Жизненная схема Новикова, выстроенная в последнем десятилетии советской власти, когда уже произошел распад живого советского языка и механически звучала мертвая речь, когда исторические смыслы государства обнулились самим движением общества, была построена на сочетании сложных обстоятельств. С одной стороны, Новиков стремился к победе ясности, с другой – он еще в юности усвоил, что победа – это поражение, победившая истина может обернуться своей противоположностью. В 1986 году в статье «Коллаж в новом искусстве» он описывает рост влияния коллажной эстетики «НХ», при этом замечая, что «расширение фронта – все за, вызовет ответную реакцию у самых молодых, но они еще не выросли»104. В это время группа бодро движется вперед и вверх: именно с 1986 года начинаются популярные публичные выставки и гастроли с оркестром Сергея Курехина «Поп-механика». В мае 1986 года «Новые» встречаются с тысячами зрителей на празднике города в Петропавловской крепости, выставляются в Москве на знаменитой 17‐й молодежной выставке, в 1986–1988 годах гастролируют на фестивале «Арт-контакт» в Риге, в 1988‐м едут с «Поп-механикой» в Стокгольм, экспонируются в этом году в галереях Лос-Анджелеса, Лондона, Роттердама, Сан-Франциско, Берлина, Парижа, в Домах искусств в Арусе и Копенгагене, в музее в Санта-Круз, в университетах Калифорнии и Орегона.

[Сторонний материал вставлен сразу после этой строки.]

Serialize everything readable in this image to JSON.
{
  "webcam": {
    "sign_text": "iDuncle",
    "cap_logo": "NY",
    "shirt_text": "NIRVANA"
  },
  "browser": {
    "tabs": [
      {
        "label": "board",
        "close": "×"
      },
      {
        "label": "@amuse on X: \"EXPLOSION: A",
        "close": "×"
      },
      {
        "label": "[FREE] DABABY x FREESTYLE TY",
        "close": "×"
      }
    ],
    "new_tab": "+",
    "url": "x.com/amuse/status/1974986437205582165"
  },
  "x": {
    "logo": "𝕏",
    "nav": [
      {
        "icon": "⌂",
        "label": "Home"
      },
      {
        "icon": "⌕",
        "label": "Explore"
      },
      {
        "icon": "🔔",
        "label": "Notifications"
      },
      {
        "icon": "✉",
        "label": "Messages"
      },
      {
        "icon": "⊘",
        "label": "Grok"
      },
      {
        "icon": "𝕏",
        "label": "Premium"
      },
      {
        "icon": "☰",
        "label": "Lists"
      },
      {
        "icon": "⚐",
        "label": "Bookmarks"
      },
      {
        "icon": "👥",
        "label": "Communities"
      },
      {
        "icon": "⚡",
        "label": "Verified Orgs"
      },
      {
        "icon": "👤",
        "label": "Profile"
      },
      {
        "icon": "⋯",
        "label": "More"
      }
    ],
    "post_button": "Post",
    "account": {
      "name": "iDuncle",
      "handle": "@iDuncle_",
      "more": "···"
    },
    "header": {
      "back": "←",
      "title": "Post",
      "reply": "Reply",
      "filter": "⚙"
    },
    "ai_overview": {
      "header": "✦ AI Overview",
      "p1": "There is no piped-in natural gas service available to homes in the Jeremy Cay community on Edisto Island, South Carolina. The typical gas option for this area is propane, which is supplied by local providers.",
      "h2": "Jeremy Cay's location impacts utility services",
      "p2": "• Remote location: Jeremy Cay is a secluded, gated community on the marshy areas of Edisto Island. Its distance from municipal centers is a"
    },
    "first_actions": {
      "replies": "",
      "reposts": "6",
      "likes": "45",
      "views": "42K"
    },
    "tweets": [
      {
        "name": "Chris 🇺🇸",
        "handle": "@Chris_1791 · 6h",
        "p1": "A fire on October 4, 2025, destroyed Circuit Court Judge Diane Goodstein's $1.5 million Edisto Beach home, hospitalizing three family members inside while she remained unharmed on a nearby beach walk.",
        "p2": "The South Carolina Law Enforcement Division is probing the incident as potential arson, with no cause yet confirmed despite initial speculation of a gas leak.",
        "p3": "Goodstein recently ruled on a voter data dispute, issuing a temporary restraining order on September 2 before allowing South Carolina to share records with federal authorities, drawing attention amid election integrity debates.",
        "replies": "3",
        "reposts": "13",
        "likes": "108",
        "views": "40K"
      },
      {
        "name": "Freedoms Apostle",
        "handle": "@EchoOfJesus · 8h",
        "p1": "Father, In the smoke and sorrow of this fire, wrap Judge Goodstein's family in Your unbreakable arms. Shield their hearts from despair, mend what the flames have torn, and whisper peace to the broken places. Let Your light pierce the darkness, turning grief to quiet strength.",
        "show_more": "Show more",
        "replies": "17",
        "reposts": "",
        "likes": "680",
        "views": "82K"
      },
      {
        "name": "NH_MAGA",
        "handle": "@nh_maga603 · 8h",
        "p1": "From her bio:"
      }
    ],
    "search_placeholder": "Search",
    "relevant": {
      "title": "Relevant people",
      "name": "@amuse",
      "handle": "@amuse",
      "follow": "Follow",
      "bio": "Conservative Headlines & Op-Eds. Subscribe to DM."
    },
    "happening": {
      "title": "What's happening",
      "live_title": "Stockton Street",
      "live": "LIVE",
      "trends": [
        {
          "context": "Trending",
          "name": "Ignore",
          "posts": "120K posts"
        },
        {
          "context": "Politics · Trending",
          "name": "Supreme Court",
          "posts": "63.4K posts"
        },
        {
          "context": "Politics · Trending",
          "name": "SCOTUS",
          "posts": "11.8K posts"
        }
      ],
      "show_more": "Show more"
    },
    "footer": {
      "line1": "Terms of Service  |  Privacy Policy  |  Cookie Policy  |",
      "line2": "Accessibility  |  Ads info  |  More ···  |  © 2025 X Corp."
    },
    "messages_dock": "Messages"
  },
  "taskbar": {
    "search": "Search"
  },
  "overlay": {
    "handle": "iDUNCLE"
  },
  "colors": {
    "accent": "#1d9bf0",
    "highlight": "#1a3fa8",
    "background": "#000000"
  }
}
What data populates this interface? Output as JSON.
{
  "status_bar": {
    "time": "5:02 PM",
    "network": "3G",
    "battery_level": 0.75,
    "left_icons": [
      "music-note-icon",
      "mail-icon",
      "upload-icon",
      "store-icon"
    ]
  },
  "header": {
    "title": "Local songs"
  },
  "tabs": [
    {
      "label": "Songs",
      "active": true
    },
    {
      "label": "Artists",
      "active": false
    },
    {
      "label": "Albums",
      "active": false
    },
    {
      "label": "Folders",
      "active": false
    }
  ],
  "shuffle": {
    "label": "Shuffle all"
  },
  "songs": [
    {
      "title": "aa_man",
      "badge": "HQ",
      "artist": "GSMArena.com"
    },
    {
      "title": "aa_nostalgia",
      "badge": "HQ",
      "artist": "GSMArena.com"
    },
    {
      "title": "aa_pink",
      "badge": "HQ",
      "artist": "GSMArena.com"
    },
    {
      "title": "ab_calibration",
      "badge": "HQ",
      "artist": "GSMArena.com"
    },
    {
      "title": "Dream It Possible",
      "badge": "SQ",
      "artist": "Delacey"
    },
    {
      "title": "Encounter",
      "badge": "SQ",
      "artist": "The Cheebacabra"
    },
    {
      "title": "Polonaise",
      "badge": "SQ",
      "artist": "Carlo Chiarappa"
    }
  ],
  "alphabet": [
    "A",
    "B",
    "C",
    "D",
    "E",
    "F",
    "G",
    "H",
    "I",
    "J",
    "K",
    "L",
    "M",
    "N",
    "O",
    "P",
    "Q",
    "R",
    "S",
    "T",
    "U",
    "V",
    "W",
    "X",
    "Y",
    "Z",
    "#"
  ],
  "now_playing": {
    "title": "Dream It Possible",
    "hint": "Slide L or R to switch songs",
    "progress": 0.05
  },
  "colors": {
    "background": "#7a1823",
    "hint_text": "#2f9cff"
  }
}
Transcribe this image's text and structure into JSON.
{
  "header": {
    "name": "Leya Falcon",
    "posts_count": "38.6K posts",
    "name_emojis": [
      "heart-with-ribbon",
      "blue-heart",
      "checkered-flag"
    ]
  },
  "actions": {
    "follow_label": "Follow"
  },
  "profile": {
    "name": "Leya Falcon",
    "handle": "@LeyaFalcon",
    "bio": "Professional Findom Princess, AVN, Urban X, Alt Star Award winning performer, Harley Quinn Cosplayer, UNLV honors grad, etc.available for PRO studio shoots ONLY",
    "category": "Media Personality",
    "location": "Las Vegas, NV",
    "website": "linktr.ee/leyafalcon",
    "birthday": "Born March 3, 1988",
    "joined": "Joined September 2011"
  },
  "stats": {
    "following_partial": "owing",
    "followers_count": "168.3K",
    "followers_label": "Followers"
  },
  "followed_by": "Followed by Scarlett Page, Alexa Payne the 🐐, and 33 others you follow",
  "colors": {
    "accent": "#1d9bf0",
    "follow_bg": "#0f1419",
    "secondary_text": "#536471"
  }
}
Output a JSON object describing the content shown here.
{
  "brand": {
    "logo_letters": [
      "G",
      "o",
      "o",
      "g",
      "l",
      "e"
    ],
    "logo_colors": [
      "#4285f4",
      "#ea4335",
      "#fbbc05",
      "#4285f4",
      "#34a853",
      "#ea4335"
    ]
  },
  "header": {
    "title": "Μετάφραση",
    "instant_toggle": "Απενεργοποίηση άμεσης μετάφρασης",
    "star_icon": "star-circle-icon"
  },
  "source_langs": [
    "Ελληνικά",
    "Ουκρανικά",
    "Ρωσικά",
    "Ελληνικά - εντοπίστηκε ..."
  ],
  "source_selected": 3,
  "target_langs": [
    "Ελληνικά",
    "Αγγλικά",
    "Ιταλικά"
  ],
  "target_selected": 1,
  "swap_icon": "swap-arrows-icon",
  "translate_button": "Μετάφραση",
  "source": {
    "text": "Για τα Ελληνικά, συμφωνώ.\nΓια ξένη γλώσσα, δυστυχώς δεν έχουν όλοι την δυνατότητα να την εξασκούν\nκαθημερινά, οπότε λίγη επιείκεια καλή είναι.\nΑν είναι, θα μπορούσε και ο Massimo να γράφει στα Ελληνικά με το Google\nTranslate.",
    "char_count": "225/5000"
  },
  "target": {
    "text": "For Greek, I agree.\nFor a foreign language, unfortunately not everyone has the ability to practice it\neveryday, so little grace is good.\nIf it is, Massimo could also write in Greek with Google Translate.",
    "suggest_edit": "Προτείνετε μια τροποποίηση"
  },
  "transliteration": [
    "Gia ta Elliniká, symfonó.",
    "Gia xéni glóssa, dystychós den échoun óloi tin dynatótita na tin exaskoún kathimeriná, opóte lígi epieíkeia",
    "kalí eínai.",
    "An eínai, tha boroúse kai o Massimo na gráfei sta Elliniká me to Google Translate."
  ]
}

Неожиданно для своего ближайшего окружения Новиков предпочел сам выступить в роли молодых ниспровергателей, стал оппонентом самому себе, своим достижениям, и 1988 годом завершил историю группы, которая, делясь на фракции, еще продолжала выставляться в том или ином составе вплоть до конца 1980‐х на выставках, в частности в Ленинграде («От неофициального искусства к перестройке»), в Хельсинки («Ленинград сейчас» в галерее Кая Форсблома), в Ливерпуле («Новые художники» в галерее Bluecoat), в Нью-Йорке у Пола Джаделсона.

***

В 1985–1988 годах Новиков напечатал несколько версий истории группы, которые предложил вниманию первых историографов «Новых»: Андрея Хлобыстина, Аллы Митрофановой и Михаила Трофименкова105. Прежде всего, он называет два разных года создания группы: 1977‐й и 1982‐й. 1977 год фигурирует в тексте «Новые художники», который Новиков датировал в 1995 году 1986 годом и подписал его «Игорь Потапов». Такой расширенный хронологически вариант позволял Новикову объединить первый и второй этапы собственной творческой биографии: участие с 1977 года в группе «Летопись», созданной Борисом Кошелоховым в 1976 году, и формирование «НХ» в 1982‐м. Новиков пишет:

Новые художники. Так называется творческая группа художников, в основном работающих в Ленинграде, о которой последнее время много толкуют в художественных кругах. Вряд ли их можно считать делающими что-либо абсолютно новое. Они стремятся к новаторству, но это нельзя считать целью художников группы, Новыми они называют себя скорее по возрастному признаку, они так же новы, как новенький автобус, сменяющий на линии устаревшую изношенную модель. Группа сформировалась из художников, выросших при новой ситуации в искусстве, – все они с первых шагов в искусстве имели возможность выставлять свои работы на официальных выставках и не испытали глобального давления «недозволенности», столь отравившего предыдущее поколение художников-авангардистов. Демократизм – один из основных признаков всей деятельности группы. Художники стремятся к доходчивости содержания и выработке простейших доступных всем средств выражения, практикуют доступность и в выставочной деятельности. Годом появления группы можно считать 1977 – именно тогда появилась в Ленинграде группа художников «Летопись», которая в 1982 переродилась в «Новых художников»106.

1982 год встречается в подавляющем большинстве документов из архива Новикова, в его написанных и надиктованных биографиях и во всех остальных текстах, которые он отбирал для публикации в антологии «Новые художники». Самым любопытным из не вошедших в антологию документов является машинописный каталог выставки «С Новым Годом» (далее «СНГ»), которая проходила в городском Театре народного творчества (он же Ленинградский дворец художественных союзов, он же рок-клуб) с 27 декабря 1985 по 10 января 1986 года. Каталог отпечатан уже после открытия, в 1986 году, поскольку в нем упоминаются на первой странице статьи И. Потапова «Новые художники» и «Праздник искусств», датируемые 1986 годом, а также в биографии Новикова присутствует выставка 1986 года в Кадриорге. Каталог оформлен в абсурдном стиле «Новых»: на титуле выходные данные «изд. „АССА“» и имя автора вступительной статьи – И. Потапов – набраны вверх ногами. В статье указывается, что

готовилась выставка «С НОВЫМ ГОДОМ» три года и является пятой выставкой новых художников. К тому же это самая большая из них, проходящая с наибольшим привлечением внимания общественности. …Все художники, представленные здесь, несомненно, гении. Ну да не стоит об этом долго распространяться, так как это и так всем известно107.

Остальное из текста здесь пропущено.